King then found “the nearest men’s bathroom and sat in a stall until I got myself under control.”
While there were some differences — the movie takes place in Oregon, for instance— in Reiner’s hands, King wrote, “it all rang true.”
“Those kids were my friends … There really was a kid who went swimming and came out covered with leeches in surprising areas, but it wasn’t Gordie Lachance; it was me.”
For the uninitiated, in the movie, Gordie (Wil Wheaton) is the sensitive kid who wants to be a writer. Like many young artists, he feels like an outsider. He feels his parents don’t get him.
“I had felt just that torn between the writing life and the lives of my friends, who were living for the moment,” King wrote.
There’s a gut-wrenching scene when Chris Chambers (River Phoenix) says to a weeping Gordie: “You’re gonna be a great writer someday, Gordie. You might even write about us guys if you ever get hard-up for material.”

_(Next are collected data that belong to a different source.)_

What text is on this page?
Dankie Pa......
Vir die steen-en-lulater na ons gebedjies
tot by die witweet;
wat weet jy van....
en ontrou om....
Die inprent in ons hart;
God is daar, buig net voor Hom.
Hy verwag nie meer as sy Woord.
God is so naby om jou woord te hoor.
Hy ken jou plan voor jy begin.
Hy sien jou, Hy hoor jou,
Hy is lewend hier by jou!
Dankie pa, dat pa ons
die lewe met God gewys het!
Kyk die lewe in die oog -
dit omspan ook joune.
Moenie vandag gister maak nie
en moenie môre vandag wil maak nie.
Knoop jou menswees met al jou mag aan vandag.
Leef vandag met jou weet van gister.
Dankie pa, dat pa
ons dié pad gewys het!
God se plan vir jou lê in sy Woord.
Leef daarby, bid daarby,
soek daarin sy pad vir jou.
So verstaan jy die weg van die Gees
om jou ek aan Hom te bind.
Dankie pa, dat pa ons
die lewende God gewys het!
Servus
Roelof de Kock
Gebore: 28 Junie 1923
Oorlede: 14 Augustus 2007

“That weeping boy was me,” King wrote. “It was Rob Reiner who put it on the screen.”
The remaining three stars of the film, Wheaton, Jerry O’Connell, Corey Feldman—Phoenix died in 1993 — kicked off a 40th anniversary tour “Stand By Me” tour, with a stop in Lynn Dec. 6.
The movie, meanwhile, is now streaming on Netflix. (More King movies streaming here.)
Reiner also directed the now-classic 1900 chiller adaption of King’s 1987 novel “Misery.” The plot of each: a writer (James Caan) held captive by an obsessed fan (the brilliant Kathy Bates.)
King mentioned both movies in a Dec. 15 tweet, adding, “Rest in peace, Rob. You always stood by me.”